The established success of GLIDE’s Harm Reduction Services is an additional asset to the street vaccination effort. In addition to providing Opt-In harm reduction mobile services to unhoused and housed residents, a GLIDE mobile services van is part of a plan to deploy Roving Vax team members to neighborhood locations far from the TL Hub, allowing a team in the area to resupply quickly instead of losing time returning to the Hub.
In an interview with her organization’s communications office, SFCHC Nurse Practitioner Shannon Heuklom, who helped design the roving vax team model, noted the goal was to lower vaccine barriers as far as possible. “We did a substantial amount of vaccines by these roving teams. And I think we vaccinated the hardest to vaccinate folks,” said Heuklom. “People who aren’t going to go elsewhere. People who have a little bit of mistrust built in. I think we showed if we come to people where they’re at and give good education, and connect, so many good things come out of that.”

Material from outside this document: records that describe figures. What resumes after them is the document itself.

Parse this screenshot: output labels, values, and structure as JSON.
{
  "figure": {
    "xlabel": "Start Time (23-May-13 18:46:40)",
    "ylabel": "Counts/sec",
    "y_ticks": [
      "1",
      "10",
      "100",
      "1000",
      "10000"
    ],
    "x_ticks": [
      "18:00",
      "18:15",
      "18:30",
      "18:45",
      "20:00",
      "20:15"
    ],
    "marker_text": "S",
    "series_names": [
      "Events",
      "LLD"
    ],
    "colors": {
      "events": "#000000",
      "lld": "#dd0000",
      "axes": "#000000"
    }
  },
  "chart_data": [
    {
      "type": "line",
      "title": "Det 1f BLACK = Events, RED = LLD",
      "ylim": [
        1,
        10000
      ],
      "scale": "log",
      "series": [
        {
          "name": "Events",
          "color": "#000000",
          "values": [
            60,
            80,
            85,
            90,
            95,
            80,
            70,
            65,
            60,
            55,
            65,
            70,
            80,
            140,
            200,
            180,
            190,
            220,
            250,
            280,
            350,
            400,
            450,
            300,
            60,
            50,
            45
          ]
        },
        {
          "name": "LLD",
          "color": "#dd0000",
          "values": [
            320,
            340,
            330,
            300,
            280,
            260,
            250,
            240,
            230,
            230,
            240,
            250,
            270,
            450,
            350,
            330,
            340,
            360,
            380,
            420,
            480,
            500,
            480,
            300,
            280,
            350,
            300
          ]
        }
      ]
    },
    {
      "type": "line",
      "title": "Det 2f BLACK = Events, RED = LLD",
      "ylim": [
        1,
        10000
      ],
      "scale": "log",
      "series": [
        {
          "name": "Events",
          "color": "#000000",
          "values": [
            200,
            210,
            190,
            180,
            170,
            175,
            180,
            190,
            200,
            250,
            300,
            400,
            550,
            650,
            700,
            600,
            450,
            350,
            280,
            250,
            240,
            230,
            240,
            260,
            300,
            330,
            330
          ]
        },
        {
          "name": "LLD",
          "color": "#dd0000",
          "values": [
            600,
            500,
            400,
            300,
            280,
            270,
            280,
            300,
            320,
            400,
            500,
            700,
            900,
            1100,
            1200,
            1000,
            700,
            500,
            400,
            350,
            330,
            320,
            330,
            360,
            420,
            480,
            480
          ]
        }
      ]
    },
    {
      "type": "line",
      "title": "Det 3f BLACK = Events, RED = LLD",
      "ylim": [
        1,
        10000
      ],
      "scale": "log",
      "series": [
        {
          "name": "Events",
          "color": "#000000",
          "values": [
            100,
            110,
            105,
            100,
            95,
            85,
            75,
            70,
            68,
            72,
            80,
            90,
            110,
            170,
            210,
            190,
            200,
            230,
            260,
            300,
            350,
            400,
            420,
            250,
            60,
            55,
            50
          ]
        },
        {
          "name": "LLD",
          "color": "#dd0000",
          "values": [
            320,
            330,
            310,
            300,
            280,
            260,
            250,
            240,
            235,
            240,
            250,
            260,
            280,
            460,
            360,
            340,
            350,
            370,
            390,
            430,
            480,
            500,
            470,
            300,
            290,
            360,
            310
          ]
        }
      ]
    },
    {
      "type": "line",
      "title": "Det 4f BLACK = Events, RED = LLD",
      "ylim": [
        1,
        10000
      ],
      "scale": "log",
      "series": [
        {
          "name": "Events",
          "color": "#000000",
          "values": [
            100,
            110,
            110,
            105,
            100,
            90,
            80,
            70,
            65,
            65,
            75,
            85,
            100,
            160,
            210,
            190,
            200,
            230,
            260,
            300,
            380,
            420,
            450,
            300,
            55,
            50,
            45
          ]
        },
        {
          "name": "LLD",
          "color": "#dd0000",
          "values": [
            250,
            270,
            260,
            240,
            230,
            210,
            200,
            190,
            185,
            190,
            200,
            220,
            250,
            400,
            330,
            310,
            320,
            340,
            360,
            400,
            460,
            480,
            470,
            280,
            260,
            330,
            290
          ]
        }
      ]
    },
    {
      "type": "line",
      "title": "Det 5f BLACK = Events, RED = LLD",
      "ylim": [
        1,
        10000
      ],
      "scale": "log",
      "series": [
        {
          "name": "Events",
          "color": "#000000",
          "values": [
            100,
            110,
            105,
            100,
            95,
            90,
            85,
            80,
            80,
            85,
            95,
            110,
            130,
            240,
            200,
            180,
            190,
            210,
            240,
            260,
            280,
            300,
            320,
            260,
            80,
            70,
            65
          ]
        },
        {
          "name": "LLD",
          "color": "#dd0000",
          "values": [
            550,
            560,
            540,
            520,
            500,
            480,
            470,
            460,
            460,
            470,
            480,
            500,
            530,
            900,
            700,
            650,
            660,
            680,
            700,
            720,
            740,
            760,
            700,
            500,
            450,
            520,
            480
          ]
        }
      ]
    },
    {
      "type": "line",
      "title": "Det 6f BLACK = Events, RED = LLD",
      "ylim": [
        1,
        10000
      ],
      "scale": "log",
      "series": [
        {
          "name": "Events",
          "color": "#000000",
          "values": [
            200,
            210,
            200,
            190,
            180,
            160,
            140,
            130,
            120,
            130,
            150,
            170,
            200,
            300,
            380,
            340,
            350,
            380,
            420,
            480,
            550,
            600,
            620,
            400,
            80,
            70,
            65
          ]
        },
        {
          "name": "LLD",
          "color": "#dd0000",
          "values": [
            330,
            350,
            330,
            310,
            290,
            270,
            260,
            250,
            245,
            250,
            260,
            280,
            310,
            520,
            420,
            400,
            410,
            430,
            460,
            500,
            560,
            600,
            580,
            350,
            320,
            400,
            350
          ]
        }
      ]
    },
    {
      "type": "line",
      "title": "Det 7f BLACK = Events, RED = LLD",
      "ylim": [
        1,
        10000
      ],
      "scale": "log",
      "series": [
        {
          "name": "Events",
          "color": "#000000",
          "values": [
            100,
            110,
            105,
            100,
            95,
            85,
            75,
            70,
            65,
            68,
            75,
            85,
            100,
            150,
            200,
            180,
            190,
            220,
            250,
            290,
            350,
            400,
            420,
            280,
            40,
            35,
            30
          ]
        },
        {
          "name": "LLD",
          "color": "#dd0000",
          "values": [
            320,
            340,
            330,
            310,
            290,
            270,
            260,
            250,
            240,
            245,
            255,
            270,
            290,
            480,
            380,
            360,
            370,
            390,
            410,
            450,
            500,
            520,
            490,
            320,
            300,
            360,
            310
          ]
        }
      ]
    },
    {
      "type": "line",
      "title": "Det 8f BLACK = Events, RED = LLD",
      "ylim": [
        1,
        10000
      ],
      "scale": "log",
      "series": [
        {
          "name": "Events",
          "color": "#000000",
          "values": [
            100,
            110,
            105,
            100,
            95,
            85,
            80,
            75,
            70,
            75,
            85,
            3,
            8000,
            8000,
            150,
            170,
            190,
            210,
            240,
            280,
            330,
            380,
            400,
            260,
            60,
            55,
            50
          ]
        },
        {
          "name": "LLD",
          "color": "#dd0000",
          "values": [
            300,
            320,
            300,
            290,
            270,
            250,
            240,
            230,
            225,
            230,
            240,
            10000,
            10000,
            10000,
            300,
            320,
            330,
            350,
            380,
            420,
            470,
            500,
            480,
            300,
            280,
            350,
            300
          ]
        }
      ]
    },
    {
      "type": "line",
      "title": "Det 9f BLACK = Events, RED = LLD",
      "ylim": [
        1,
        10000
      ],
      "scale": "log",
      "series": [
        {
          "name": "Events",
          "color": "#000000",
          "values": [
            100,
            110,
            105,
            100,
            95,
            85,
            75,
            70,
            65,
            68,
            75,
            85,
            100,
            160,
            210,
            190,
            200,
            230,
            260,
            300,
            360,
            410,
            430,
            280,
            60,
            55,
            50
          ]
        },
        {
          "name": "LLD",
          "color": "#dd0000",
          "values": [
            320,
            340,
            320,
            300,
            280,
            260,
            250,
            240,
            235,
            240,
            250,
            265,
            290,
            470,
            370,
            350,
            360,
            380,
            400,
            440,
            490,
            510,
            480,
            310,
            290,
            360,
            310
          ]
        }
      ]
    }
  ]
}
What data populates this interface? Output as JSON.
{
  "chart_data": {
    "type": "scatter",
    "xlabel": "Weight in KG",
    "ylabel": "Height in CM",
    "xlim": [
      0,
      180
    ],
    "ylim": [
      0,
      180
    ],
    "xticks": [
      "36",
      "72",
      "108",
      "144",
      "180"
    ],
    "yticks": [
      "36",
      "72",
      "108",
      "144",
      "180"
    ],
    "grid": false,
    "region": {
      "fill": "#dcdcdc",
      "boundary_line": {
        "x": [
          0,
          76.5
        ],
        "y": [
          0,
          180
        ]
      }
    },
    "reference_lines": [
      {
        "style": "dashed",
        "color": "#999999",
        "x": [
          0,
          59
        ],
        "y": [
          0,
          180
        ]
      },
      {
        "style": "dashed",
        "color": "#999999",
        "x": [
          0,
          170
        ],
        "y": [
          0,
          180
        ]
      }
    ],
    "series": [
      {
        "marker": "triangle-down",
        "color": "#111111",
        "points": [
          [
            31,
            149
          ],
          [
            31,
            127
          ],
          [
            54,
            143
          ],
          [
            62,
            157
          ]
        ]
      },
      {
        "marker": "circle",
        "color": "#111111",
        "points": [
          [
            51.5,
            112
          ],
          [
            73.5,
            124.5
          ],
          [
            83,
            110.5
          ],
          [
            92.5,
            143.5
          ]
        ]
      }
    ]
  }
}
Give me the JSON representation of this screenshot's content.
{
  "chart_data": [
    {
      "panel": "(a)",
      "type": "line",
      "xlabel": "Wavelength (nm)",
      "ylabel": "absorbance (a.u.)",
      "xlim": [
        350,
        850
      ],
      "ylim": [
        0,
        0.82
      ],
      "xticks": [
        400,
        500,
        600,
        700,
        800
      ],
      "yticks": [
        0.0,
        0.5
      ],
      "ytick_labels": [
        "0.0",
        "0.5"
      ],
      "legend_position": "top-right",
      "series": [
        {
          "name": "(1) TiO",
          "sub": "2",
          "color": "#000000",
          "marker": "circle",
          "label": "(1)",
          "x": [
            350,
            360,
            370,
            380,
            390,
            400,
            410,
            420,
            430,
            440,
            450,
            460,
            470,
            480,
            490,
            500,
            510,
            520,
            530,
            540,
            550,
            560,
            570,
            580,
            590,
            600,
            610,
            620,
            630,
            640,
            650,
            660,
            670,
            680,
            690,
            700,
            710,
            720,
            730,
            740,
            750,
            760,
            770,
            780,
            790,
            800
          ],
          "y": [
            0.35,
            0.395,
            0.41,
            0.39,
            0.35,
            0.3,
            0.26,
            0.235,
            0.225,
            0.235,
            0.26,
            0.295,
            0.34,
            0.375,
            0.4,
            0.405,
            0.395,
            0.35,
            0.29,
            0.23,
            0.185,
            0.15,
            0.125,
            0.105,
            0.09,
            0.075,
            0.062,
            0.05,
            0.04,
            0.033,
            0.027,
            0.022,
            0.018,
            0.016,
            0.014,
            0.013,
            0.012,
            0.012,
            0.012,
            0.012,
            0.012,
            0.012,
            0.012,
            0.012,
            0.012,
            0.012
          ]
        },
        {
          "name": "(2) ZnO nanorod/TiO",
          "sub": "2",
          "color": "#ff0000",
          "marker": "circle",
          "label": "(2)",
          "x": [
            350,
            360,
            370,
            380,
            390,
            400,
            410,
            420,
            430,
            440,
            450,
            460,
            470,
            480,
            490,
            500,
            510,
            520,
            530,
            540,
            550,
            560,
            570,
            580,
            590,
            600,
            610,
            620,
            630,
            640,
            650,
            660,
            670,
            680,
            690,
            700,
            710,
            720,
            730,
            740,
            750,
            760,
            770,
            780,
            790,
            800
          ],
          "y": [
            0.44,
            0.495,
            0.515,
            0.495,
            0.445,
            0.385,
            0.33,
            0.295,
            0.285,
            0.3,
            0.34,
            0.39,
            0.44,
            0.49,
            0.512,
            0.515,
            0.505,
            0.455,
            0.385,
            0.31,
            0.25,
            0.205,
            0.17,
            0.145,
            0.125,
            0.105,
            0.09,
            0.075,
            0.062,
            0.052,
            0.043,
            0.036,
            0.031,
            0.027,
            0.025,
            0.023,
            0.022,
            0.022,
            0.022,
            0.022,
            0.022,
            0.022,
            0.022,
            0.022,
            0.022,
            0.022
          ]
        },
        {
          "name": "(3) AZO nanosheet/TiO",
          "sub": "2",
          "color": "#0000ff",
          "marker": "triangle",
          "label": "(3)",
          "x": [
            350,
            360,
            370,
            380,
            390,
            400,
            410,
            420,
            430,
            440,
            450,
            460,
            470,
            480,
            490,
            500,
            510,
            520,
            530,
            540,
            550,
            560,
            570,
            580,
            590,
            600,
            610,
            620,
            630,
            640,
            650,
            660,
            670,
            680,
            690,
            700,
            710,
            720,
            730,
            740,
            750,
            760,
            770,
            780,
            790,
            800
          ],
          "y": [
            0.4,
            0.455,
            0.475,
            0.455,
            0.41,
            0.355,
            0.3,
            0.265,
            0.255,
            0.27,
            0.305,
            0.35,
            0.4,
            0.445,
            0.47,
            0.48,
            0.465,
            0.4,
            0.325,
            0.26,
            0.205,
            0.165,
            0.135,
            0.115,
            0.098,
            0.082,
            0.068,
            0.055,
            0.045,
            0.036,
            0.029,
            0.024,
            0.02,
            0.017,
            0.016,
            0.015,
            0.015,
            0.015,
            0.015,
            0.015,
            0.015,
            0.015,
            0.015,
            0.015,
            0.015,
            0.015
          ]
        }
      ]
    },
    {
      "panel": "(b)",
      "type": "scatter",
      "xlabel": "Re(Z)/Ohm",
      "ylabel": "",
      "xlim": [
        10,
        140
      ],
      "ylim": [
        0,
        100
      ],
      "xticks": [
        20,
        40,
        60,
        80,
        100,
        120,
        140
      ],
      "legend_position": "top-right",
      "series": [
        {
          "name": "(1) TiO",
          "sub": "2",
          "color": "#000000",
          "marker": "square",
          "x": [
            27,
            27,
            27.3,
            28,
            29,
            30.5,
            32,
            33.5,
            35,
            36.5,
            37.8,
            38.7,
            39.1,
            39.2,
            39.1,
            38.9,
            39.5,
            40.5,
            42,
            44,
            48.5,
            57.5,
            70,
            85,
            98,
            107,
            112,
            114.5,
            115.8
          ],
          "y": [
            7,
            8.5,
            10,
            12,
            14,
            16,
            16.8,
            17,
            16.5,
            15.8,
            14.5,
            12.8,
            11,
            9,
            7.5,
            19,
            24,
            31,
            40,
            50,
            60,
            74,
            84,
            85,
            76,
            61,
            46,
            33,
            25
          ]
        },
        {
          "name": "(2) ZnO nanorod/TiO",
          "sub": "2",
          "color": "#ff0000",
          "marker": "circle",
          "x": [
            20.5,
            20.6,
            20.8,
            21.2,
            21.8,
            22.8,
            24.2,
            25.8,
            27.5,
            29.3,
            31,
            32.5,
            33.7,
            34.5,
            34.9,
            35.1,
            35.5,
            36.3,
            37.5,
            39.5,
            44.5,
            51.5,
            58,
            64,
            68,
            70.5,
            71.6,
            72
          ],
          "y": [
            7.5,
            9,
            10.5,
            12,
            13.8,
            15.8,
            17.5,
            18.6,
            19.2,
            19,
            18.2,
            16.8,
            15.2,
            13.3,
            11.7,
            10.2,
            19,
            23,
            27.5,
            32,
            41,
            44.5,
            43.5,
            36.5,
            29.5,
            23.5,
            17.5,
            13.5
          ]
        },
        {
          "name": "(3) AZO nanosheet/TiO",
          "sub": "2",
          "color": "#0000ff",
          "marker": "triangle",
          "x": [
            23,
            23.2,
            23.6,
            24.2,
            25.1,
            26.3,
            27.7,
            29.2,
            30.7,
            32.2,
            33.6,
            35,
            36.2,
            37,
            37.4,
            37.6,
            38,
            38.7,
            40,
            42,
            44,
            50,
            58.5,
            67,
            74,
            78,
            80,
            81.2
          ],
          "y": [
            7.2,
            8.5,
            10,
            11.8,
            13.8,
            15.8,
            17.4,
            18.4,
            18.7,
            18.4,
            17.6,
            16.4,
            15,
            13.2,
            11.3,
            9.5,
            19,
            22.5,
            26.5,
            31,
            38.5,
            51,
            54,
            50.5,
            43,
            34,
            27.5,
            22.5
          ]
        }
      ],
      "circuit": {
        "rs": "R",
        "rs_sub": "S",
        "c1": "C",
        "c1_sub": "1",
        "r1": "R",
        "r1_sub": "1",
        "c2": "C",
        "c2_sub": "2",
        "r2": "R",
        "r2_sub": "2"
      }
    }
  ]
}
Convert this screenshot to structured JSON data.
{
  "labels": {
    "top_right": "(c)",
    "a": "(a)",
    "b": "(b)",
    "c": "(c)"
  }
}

In the last three weeks of July, the majority of the vaccines provided through GLIDE’s Tenderloin Hub — more than 80 percent — were a result of the efforts of the Roving Vax teams. In addition to street vaccination teams serving the unhoused in the TL, they’ve also vaccinated housed residents, workers, and small business owners who don’t have the flexibility to come to the TL Hub. Along with the expansion of roving teams, GLIDE has also shifted the hours of the vaccination site to 3 to 7 p.m. to accommodate residents who can’t visit the Hub during standard business hours, helping to meet the needs of more people in the community. GLIDE currently offers the only weekday-evening-hours COVID-19 vaccination site in the TL.
“Our shared commitment to achieving vaccine access and equity for the Tenderloin has been at the heart of all that we have done,” said Mark. “Since the start of April, this group has met, planned, executed, evaluated, and pivoted every week to continuously ensure Tenderloin residents and workers are aware of their vaccine options, lower threshold for services, augment outreach and education, and redesign service delivery methods to meet the diverse needs of the community.”
When the vaccination site began in the spring, the neighborhood lagged behind the city’s overall vaccination rate of individuals receiving at least one COVID vaccine dose by 7 percent. Current numbers tell a different story. According to the city’s COVID-19 Vaccinations By Neighborhood Map, as of August 28, the Tenderloin has an average vaccination rate of 80 percent, while the city average is 78 percent.
With the rise of the COVID-19 Delta variant, the Hub’s Roving Vax teams plan to continue their efforts throughout the summer to support the city’s goal to vaccinate all San Franciscans.